L’Italia è stata il primo paese europeo a ricevere il generale al Sisi dopo la sua presa del potere nel luglio 2013, e Matteo Renzi due anni fa è stato il primo capo di governo europeo a visitare l’Egitto, e poi a tornarci: una legittimazione politica. Anche l’amministratore delegato dell’Eni Claudio Descalzi incontra spesso al Sisi (l’ultima volta in novembre, prima in ottobre e in agosto). L’Ente italiano per gli idrocarburi è presente in Egitto con investimenti per quasi 14 miliardi di dollari; estrae gas dal giacimento di Nooros, nel delta del Nilo, e petrolio nel deserto occidentale.
Soprattutto, la scorsa estate l’Eni ha annunciato la scoperta di un nuovo giacimento offshore, in una zona di sua concessione nelle acque egiziane del Mediterraneo: chiamato Zhor, ha riserve stimate a 850 miliardi di metri cubi di gas, abbastanza da trasformare lo scenario energetico del paese. Le perforazioni sono cominciate questo gennaio, la produzione comincerà tra il 2018 e il 2019, il picco della produzione è atteso nel 2024. L’Eni sta discutendo con Israele e Cipro per creare un “hub del Mediterraneo orientale”.
Geopolitica e investimenti vanno insieme, dalla Cina al Regno Unito: al Cairo c’è la fila
Oltre all’Eni, circa 130 aziende italiane operano in Egitto. C’è Edison (con investimenti per due miliardi) e Banca Intesa San Paolo, che nel 2006 ha comprato Bank of Alexandria per 1,6 miliardi di dollari. Poi Italcementi, Pirelli, Italgen, Danieli Techint, Gruppo Caltagirone, e molti altri. Imprese di servizi, impiantistica, trasporti e logistica. E naturalmente il turismo (Alpitour, Valtour): anche se qui le cose vanno male dopo l’attentato a un aereo di turisti russi appena decollato da Sharm el Sheikh l’ottobre scorso.

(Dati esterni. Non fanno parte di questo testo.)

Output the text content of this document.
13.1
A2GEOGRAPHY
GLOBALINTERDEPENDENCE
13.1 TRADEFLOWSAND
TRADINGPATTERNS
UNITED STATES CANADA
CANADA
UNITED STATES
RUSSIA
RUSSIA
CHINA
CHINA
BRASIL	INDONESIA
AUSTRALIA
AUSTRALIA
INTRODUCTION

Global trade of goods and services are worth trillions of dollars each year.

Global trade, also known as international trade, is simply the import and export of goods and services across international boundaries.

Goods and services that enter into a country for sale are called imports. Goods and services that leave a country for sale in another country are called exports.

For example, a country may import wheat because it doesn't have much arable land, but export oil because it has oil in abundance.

L’Egitto fa gola. Ha lanciato grandi progetti di infrastrutture: dai porti e zone industriali lungo il canale di Suez appena raddoppiato, ai fosfati estratti nel deserto occidentale, a un nuovo triangolo industriale tra i porti di Safaga ed el Quseir sul Mar Rosso e la città di Qena sul Nilo, fino a una nuova espansione urbana e industriale sulla costa mediterranea intorno a El Alamein. Il governo egiziano conta di investirvi cento miliardi di dollari, promessi in gran parte dalle monarchie del Golfo, e le imprese di tutto il mondo sperano di partecipare alla festa. Geopolitica e investimenti vanno insieme, dalla Cina alla Russia a Francia e Regno Unito: al Cairo c’è la fila.
Fin dove arriveranno le indagini sulla morte di Giulio Regeni? Dipenderà dalla pressione da parte italiana (e non solo: il dipartimento di stato statunitense ha intenzione di sollevare il tema dei diritti umani in due incontri previsti questa settimana, riferisce il New York Times).
Un’ipotesi? Le indagini congiunte si trascineranno per qualche tempo. Se si sentiranno davvero sotto pressione, le autorità egiziane arriveranno a concedere che è stata opera di elementi “deviati”: ma anche questo è poco probabile. Nel migliore dei casi si troverà qualche “esecutore materiale”. Poi prevarrà “il comune interesse alla stabilità”. La missione di imprenditori con la ministra dello sviluppo economico Federica Guidi, interrotta bruscamente la settimana scorsa, sarà stata semplicemente rinviata di qualche settimana, forse mesi. Ricercatori o giornalisti free lance sono avvertiti, meglio non toccare temi “sensibili”.